Tom Hanks is a kind one defending Forrest Gump from charges that it didn’t deserve to win Best Picture over Pulp Fiction. Robert Zemeckis’ film starring Tom Hanks as a man on an impulsive journey through decades of American history went on to be an unbelievable hit, reaching up to $678 million in 1994. After that, it went on to the achievement of Best Picture at the Oscars, blowing out Quentin Tarantino’s marvelous crime film Pulp Fiction.
In a recent New York Times story, Tom Hanks took off on his way to defend his movie against Tarantino fans who reject it as mere “boomer nostalgia.”

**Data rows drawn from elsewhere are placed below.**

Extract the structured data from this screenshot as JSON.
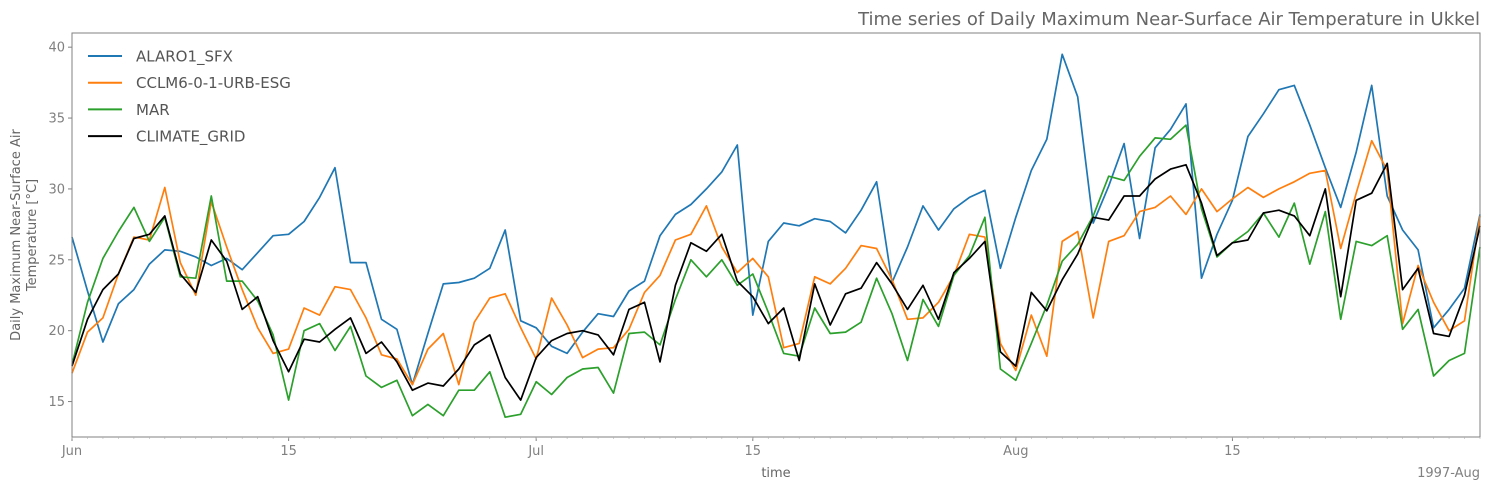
{
  "chart_data": {
    "type": "line",
    "title": "Time series of Daily Maximum Near-Surface Air Temperature in Ukkel",
    "xlabel": "time",
    "ylabel": "Daily Maximum Near-Surface Air Temperature [°C]",
    "ylabel_lines": [
      "Daily Maximum Near-Surface Air",
      "Temperature [°C]"
    ],
    "x_start": "1997-06-01",
    "x_end": "1997-08-31",
    "xlim": [
      "1997-06-01",
      "1997-08-31"
    ],
    "ylim": [
      12.5,
      41.0
    ],
    "x_ticks": [
      {
        "date": "1997-06-01",
        "label": "Jun"
      },
      {
        "date": "1997-06-15",
        "label": "15"
      },
      {
        "date": "1997-07-01",
        "label": "Jul"
      },
      {
        "date": "1997-07-15",
        "label": "15"
      },
      {
        "date": "1997-08-01",
        "label": "Aug"
      },
      {
        "date": "1997-08-15",
        "label": "15"
      }
    ],
    "x_offset_label": "1997-Aug",
    "y_ticks": [
      15,
      20,
      25,
      30,
      35,
      40
    ],
    "grid": false,
    "legend_position": "top-left",
    "series": [
      {
        "name": "ALARO1_SFX",
        "color": "#1f77b4",
        "values": [
          26.6,
          22.8,
          19.2,
          21.9,
          22.9,
          24.7,
          25.7,
          25.6,
          25.2,
          24.6,
          25.1,
          24.3,
          25.5,
          26.7,
          26.8,
          27.7,
          29.4,
          31.5,
          24.8,
          24.8,
          20.8,
          20.1,
          16.2,
          19.8,
          23.3,
          23.4,
          23.7,
          24.4,
          27.1,
          20.7,
          20.2,
          18.9,
          18.4,
          19.9,
          21.2,
          21.0,
          22.8,
          23.5,
          26.7,
          28.2,
          28.9,
          30.0,
          31.2,
          33.1,
          21.1,
          26.3,
          27.6,
          27.4,
          27.9,
          27.7,
          26.9,
          28.5,
          30.5,
          23.4,
          25.9,
          28.8,
          27.1,
          28.6,
          29.4,
          29.9,
          24.4,
          28.0,
          31.3,
          33.5,
          39.5,
          36.5,
          27.6,
          30.2,
          33.2,
          26.5,
          32.9,
          34.2,
          36.0,
          23.7,
          26.8,
          29.2,
          33.7,
          35.3,
          37.0,
          37.3,
          34.5,
          31.5,
          28.7,
          32.6,
          37.3,
          29.5,
          27.1,
          25.7,
          20.2,
          21.5,
          23.0,
          28.2
        ]
      },
      {
        "name": "CCLM6-0-1-URB-ESG",
        "color": "#ff7f0e",
        "values": [
          17.0,
          19.9,
          20.9,
          24.0,
          26.6,
          26.4,
          30.1,
          24.8,
          22.5,
          29.1,
          25.9,
          22.9,
          20.2,
          18.4,
          18.7,
          21.6,
          21.1,
          23.1,
          22.9,
          20.9,
          18.3,
          18.0,
          16.2,
          18.7,
          19.8,
          16.2,
          20.6,
          22.3,
          22.6,
          20.2,
          18.0,
          22.3,
          20.4,
          18.1,
          18.7,
          18.8,
          20.1,
          22.7,
          23.9,
          26.4,
          26.8,
          28.8,
          25.9,
          24.1,
          25.1,
          23.8,
          18.8,
          19.1,
          23.8,
          23.3,
          24.4,
          26.0,
          25.8,
          23.6,
          20.8,
          20.9,
          22.0,
          23.9,
          26.8,
          26.6,
          19.1,
          17.2,
          21.1,
          18.2,
          26.3,
          27.0,
          20.9,
          26.3,
          26.7,
          28.4,
          28.7,
          29.5,
          28.2,
          30.0,
          28.4,
          29.3,
          30.1,
          29.4,
          30.0,
          30.5,
          31.1,
          31.3,
          25.8,
          29.7,
          33.4,
          31.3,
          20.5,
          24.6,
          22.0,
          20.0,
          20.7,
          28.1
        ]
      },
      {
        "name": "MAR",
        "color": "#2ca02c",
        "values": [
          17.6,
          22.0,
          25.1,
          27.0,
          28.7,
          26.3,
          28.0,
          23.8,
          23.7,
          29.5,
          23.5,
          23.5,
          22.1,
          19.7,
          15.1,
          20.0,
          20.5,
          18.6,
          20.3,
          16.8,
          16.0,
          16.5,
          14.0,
          14.8,
          14.0,
          15.8,
          15.8,
          17.1,
          13.9,
          14.1,
          16.4,
          15.5,
          16.7,
          17.3,
          17.4,
          15.6,
          19.8,
          19.9,
          19.0,
          22.2,
          25.0,
          23.8,
          25.0,
          23.2,
          24.0,
          21.3,
          18.4,
          18.2,
          21.6,
          19.8,
          19.9,
          20.6,
          23.7,
          21.2,
          17.9,
          22.2,
          20.3,
          23.9,
          25.3,
          28.0,
          17.3,
          16.5,
          19.1,
          21.8,
          24.9,
          26.1,
          28.1,
          30.9,
          30.6,
          32.3,
          33.6,
          33.5,
          34.5,
          28.6,
          25.2,
          26.2,
          27.0,
          28.3,
          26.6,
          29.0,
          24.7,
          28.4,
          20.8,
          26.3,
          26.0,
          26.7,
          20.1,
          21.5,
          16.8,
          17.9,
          18.4,
          25.9
        ]
      },
      {
        "name": "CLIMATE_GRID",
        "color": "#000000",
        "values": [
          17.5,
          20.8,
          22.9,
          24.0,
          26.5,
          26.8,
          28.1,
          24.0,
          22.7,
          26.4,
          24.9,
          21.5,
          22.4,
          19.3,
          17.1,
          19.4,
          19.2,
          20.1,
          20.9,
          18.4,
          19.2,
          17.8,
          15.8,
          16.3,
          16.1,
          17.3,
          19.0,
          19.7,
          16.7,
          15.1,
          18.1,
          19.3,
          19.8,
          20.0,
          19.7,
          18.3,
          21.5,
          22.0,
          17.8,
          23.2,
          26.2,
          25.6,
          26.8,
          23.5,
          22.4,
          20.5,
          21.6,
          17.9,
          23.3,
          20.4,
          22.6,
          23.0,
          24.8,
          23.3,
          21.5,
          23.2,
          20.8,
          24.1,
          25.1,
          26.3,
          18.5,
          17.5,
          22.7,
          21.4,
          23.6,
          25.4,
          28.0,
          27.8,
          29.5,
          29.5,
          30.7,
          31.4,
          31.7,
          29.0,
          25.3,
          26.2,
          26.4,
          28.3,
          28.5,
          28.1,
          26.7,
          30.0,
          22.4,
          29.2,
          29.7,
          31.8,
          22.9,
          24.4,
          19.8,
          19.6,
          22.5,
          27.4
        ]
      }
    ]
  }
}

Tom Hanks Defends ‘Forrest Gump’ Beating ‘Pulp Fiction’ for Best Picture
Tom Hanks pointed out Forrest Gump’s power to move an audience in trickier ways than the term “boomer nostalgia”. He further says:
“The problem with “Forrest Gump” is it made a billion dollars. If we’d just made a successful movie, Bob and I would have been geniuses. But because we made a wildly successful movie, we were diabolical geniuses. Is it a bad problem to have? No, but there are books about the greatest movies of all time, and “Forrest Gump” doesn’t appear because, oh, it’s this sappy nostalgia fest. Every year there’s an article that goes, “The Movie That Should Have Won Best Picture” and it’s always “Pulp Fiction.” “Pulp Fiction” is a masterpiece without a doubt. Look, I don’t know, but there is a moment of undeniable heartbreaking humanity in “Forrest Gump” when Gary Sinise — he’s playing Lieutenant Dan — and his Asian wife walk up to our house on the day that Forrest and Jenny get married.

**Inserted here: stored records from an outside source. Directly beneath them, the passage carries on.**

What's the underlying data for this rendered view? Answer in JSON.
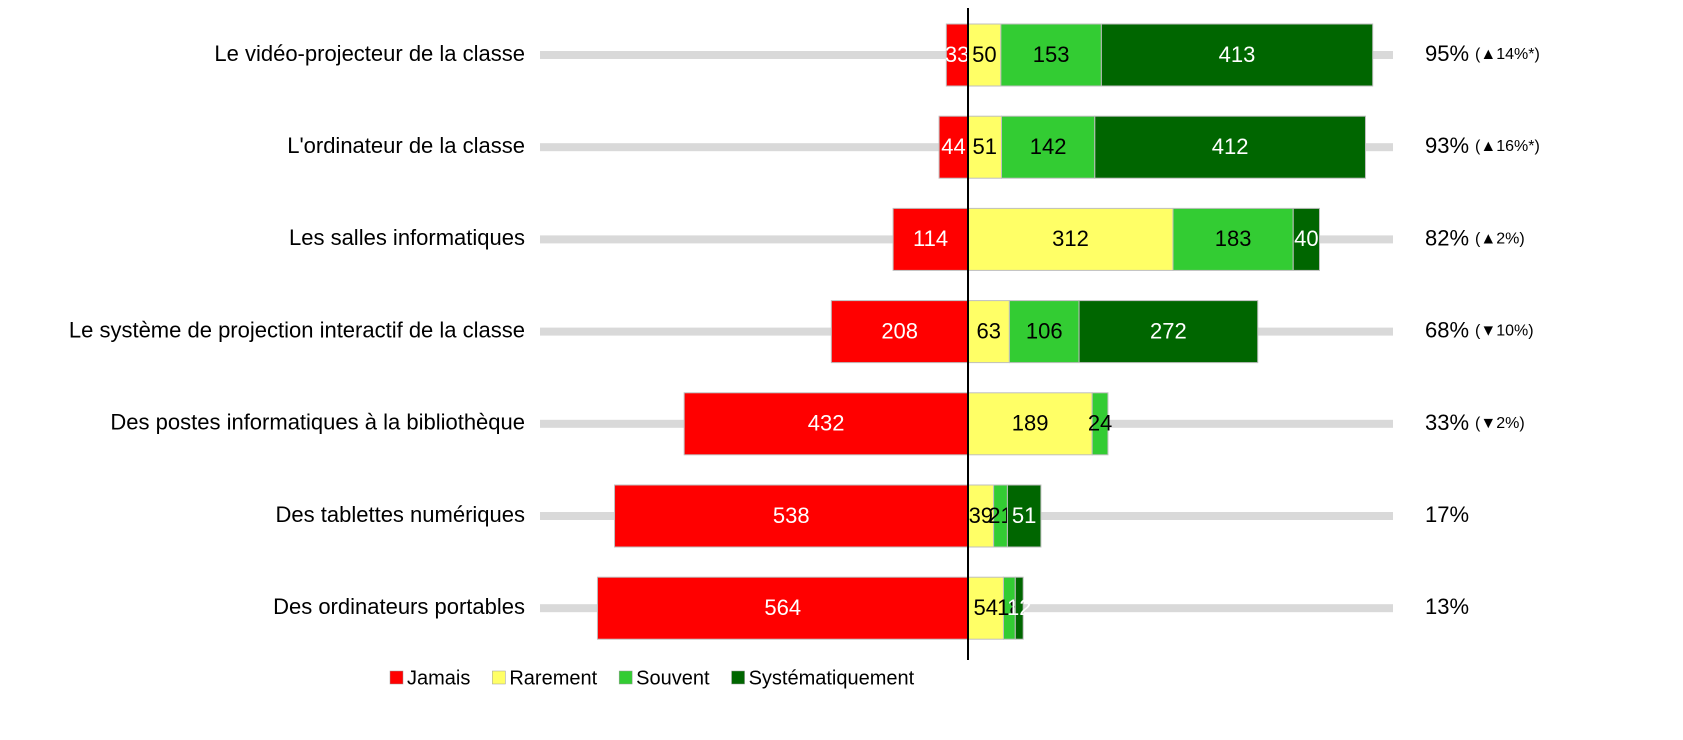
{
  "chart_data": {
    "type": "diverging-bar",
    "categories": [
      "Le vidéo-projecteur de la classe",
      "L'ordinateur de la classe",
      "Les salles informatiques",
      "Le système de projection interactif de la classe",
      "Des postes informatiques à la bibliothèque",
      "Des tablettes numériques",
      "Des ordinateurs portables"
    ],
    "series": [
      {
        "name": "Jamais",
        "color": "#ff0000",
        "text_color": "#ffffff",
        "side": "left",
        "values": [
          33,
          44,
          114,
          208,
          432,
          538,
          564
        ]
      },
      {
        "name": "Rarement",
        "color": "#ffff66",
        "text_color": "#000000",
        "side": "right",
        "values": [
          50,
          51,
          312,
          63,
          189,
          39,
          54
        ]
      },
      {
        "name": "Souvent",
        "color": "#33cc33",
        "text_color": "#000000",
        "side": "right",
        "values": [
          153,
          142,
          183,
          106,
          24,
          21,
          18
        ]
      },
      {
        "name": "Systématiquement",
        "color": "#006600",
        "text_color": "#ffffff",
        "side": "right",
        "values": [
          413,
          412,
          40,
          272,
          null,
          51,
          12
        ]
      }
    ],
    "rates": [
      "95%",
      "93%",
      "82%",
      "68%",
      "33%",
      "17%",
      "13%"
    ],
    "changes": [
      "(▲14%*)",
      "(▲16%*)",
      "(▲2%)",
      "(▼10%)",
      "(▼2%)",
      null,
      null
    ]
  }
}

In those lines, Tom Hanks of course referred to the movie’s popular “magic legs” moment where Forrest, who himself once sported “magic legs” due to a bad spine, sees his fellow soldier and friend Lieutenant Dan (Gary Sinise) with prosthetic limbs. According to Tom Hanks, Forrest’s expression of “magic legs” and “Lieutenant Dan” makes people understand all they had been through and feel appreciation for every ounce of pain and hardship that they survived.
It’s clearly and possibly incontrovertible that Pulp Fiction had a good influence on other filmmakers, but there’s no issue with Forrest Gump having a big influence on pop culture, and is still an achievement to this day. It was a popular beloved film, while Pulp Fiction pleaded more to cinephiles and fans of everything related to hippie and indie.